The Turkish relationship with the EU will continue to be a rocky road of difficult negotiations. Chancellor Merkel affirmed that the process will continue, and she plans to visit Turkey early next year to presumably repeat that message. Erdogan knows his connection with Berlin is vital if that negotiation process has any outlook for success.
While the EU struggles with its future, Turkey, personified by Erdoğan, appears to be rethinking its options. For now, Turkey is saying that it wants to claim what it sees as its rightful seat at the European table. How long that claim will stay in place or how wide the EU door stays open will be determined by developments both in the European Union and within and around Turkey in the next few years.

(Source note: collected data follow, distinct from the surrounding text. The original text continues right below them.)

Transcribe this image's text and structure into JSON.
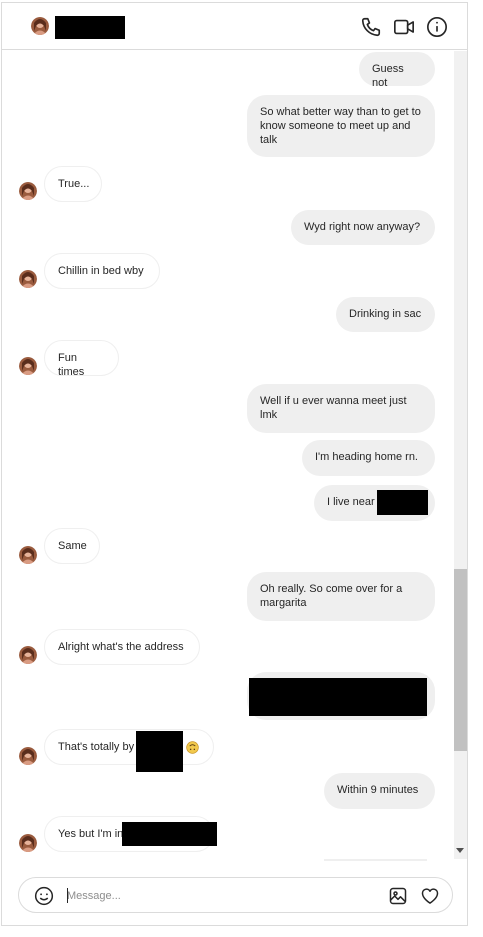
{
  "header": {
    "icons": [
      "phone-icon",
      "video-camera-icon",
      "info-icon"
    ]
  },
  "messages": [
    {
      "from": "me",
      "text": "Guess not"
    },
    {
      "from": "me",
      "text": "So what better way than to get to know someone to meet up and talk"
    },
    {
      "from": "them",
      "text": "True..."
    },
    {
      "from": "me",
      "text": "Wyd right now anyway?"
    },
    {
      "from": "them",
      "text": "Chillin in bed wby"
    },
    {
      "from": "me",
      "text": "Drinking in sac"
    },
    {
      "from": "them",
      "text": "Fun times"
    },
    {
      "from": "me",
      "text": "Well if u ever wanna meet just lmk"
    },
    {
      "from": "me",
      "text": "I'm heading home rn."
    },
    {
      "from": "me",
      "text": "I live near"
    },
    {
      "from": "them",
      "text": "Same"
    },
    {
      "from": "me",
      "text": "Oh really. So come over for a margarita"
    },
    {
      "from": "them",
      "text": "Alright what's the address"
    },
    {
      "from": "me",
      "text": ""
    },
    {
      "from": "them",
      "text": "That's totally by"
    },
    {
      "from": "me",
      "text": "Within 9 minutes"
    },
    {
      "from": "them",
      "text": "Yes but I'm in"
    }
  ],
  "composer": {
    "placeholder": "Message...",
    "icons": [
      "emoji-icon",
      "image-icon",
      "heart-icon"
    ]
  },
  "colors": {
    "outgoing_bubble": "#efefef",
    "border": "#dbdbdb",
    "text": "#262626",
    "emoji": "#e8b93a"
  }
}
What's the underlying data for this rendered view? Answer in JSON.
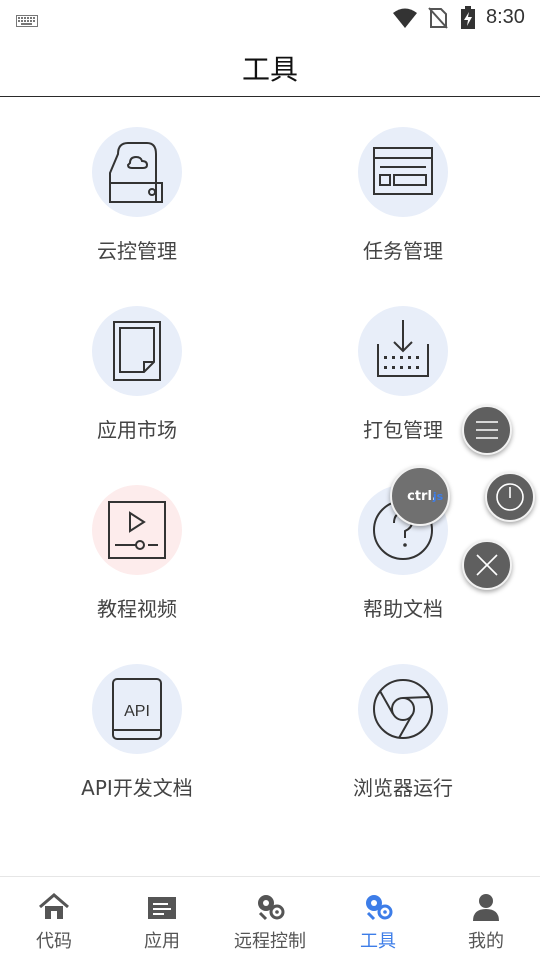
{
  "status_bar": {
    "time": "8:30",
    "icons": [
      "keyboard-icon",
      "wifi-icon",
      "no-sim-icon",
      "battery-charging-icon"
    ]
  },
  "app_bar": {
    "title": "工具"
  },
  "tools": [
    {
      "label": "云控管理",
      "icon": "cloud-storage-icon"
    },
    {
      "label": "任务管理",
      "icon": "task-window-icon"
    },
    {
      "label": "应用市场",
      "icon": "document-page-icon"
    },
    {
      "label": "打包管理",
      "icon": "download-package-icon"
    },
    {
      "label": "教程视频",
      "icon": "video-play-icon"
    },
    {
      "label": "帮助文档",
      "icon": "help-question-icon"
    },
    {
      "label": "API开发文档",
      "icon": "api-book-icon"
    },
    {
      "label": "浏览器运行",
      "icon": "browser-chrome-icon"
    }
  ],
  "floating": {
    "ctrl_logo_text": "ctrl.js",
    "buttons": [
      "menu-icon",
      "power-icon",
      "close-icon"
    ]
  },
  "tab_bar": {
    "active": "工具",
    "tabs": [
      {
        "label": "代码",
        "icon": "home-icon"
      },
      {
        "label": "应用",
        "icon": "app-card-icon"
      },
      {
        "label": "远程控制",
        "icon": "remote-control-icon"
      },
      {
        "label": "工具",
        "icon": "tools-icon"
      },
      {
        "label": "我的",
        "icon": "user-icon"
      }
    ]
  },
  "colors": {
    "accent": "#3d7de8",
    "icon_circle_bg": "#e8eef9",
    "video_circle_bg": "#fdecec",
    "fab_bg": "#5f5f5f"
  }
}
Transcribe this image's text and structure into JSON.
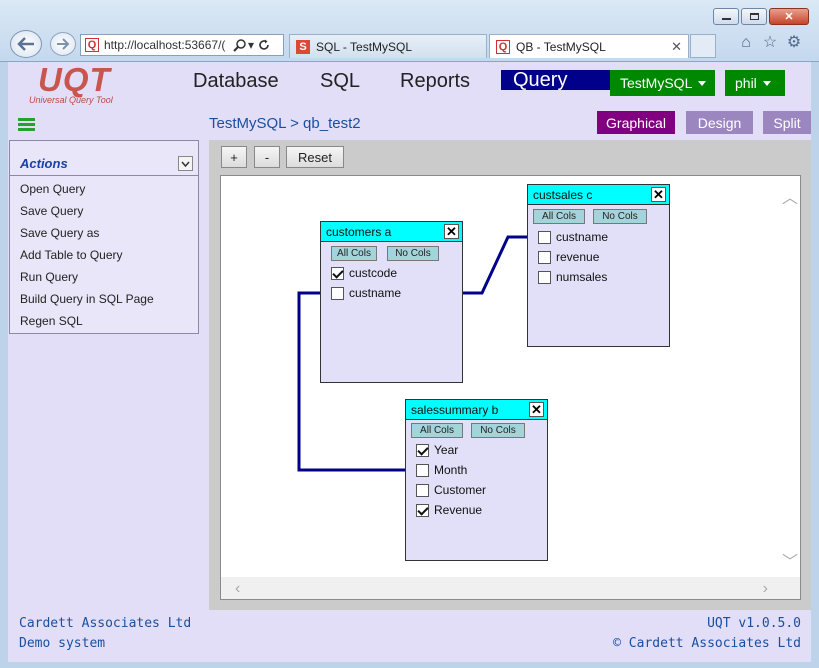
{
  "browser": {
    "url": "http://localhost:53667/(",
    "tabs": [
      {
        "label": "SQL - TestMySQL",
        "favicon": "S"
      },
      {
        "label": "QB - TestMySQL",
        "favicon": "Q",
        "active": true
      }
    ],
    "close_glyph": "✕"
  },
  "app": {
    "logo_text": "UQT",
    "logo_sub": "Universal Query Tool",
    "nav": [
      "Database",
      "SQL",
      "Reports",
      "Query Builder"
    ],
    "active_nav": "Query Builder",
    "db_button": "TestMySQL",
    "user_button": "phil"
  },
  "breadcrumb": "TestMySQL > qb_test2",
  "view_buttons": [
    {
      "label": "Graphical",
      "color": "#800080"
    },
    {
      "label": "Design",
      "color": "#9b86c0"
    },
    {
      "label": "Split",
      "color": "#9b86c0"
    }
  ],
  "actions": {
    "title": "Actions",
    "items": [
      "Open Query",
      "Save Query",
      "Save Query as",
      "Add Table to Query",
      "Run Query",
      "Build Query in SQL Page",
      "Regen SQL"
    ]
  },
  "toolbar": {
    "zoom_in": "+",
    "zoom_out": "-",
    "reset": "Reset"
  },
  "tables": [
    {
      "name": "customers a",
      "all_cols": "All Cols",
      "no_cols": "No Cols",
      "columns": [
        {
          "name": "custcode",
          "checked": true
        },
        {
          "name": "custname",
          "checked": false
        }
      ]
    },
    {
      "name": "custsales c",
      "all_cols": "All Cols",
      "no_cols": "No Cols",
      "columns": [
        {
          "name": "custname",
          "checked": false
        },
        {
          "name": "revenue",
          "checked": false
        },
        {
          "name": "numsales",
          "checked": false
        }
      ]
    },
    {
      "name": "salessummary b",
      "all_cols": "All Cols",
      "no_cols": "No Cols",
      "columns": [
        {
          "name": "Year",
          "checked": true
        },
        {
          "name": "Month",
          "checked": false
        },
        {
          "name": "Customer",
          "checked": false
        },
        {
          "name": "Revenue",
          "checked": true
        }
      ]
    }
  ],
  "footer": {
    "company": "Cardett Associates Ltd",
    "system": "Demo system",
    "version": "UQT v1.0.5.0",
    "copyright": "© Cardett Associates Ltd"
  },
  "colors": {
    "accent_green": "#008800",
    "nav_active": "#00008b",
    "table_header": "#00ffff",
    "join_line": "#00008b"
  }
}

As it has for centuries, Turkey will see itself as a key player with its own range of options in a region which is being transformed dramatically in every direction. Will it want or need EU membership? And will the EU want or need Turkey as a member? Privileged or not, what will partnerships mean in the future? Turkey has some important cards to play in answering those questions. Depending on how things play out in Syria, a post Assad government could be a closer Turkish ally, leaving Iran without anyone in the region interested in partnership with Teheran. If Turkey treads carefully, relations with the Arab states to its south could be developed further. Turkish interest in the Balkans remains serious as well.
Like Germany, Turkey cannot afford to ignore its history as it plots its future path. How that path will connect with Europe − and the other way around − remains uncertain. But what is not uncertain is that they will connect in an ongoing tradition going back centuries.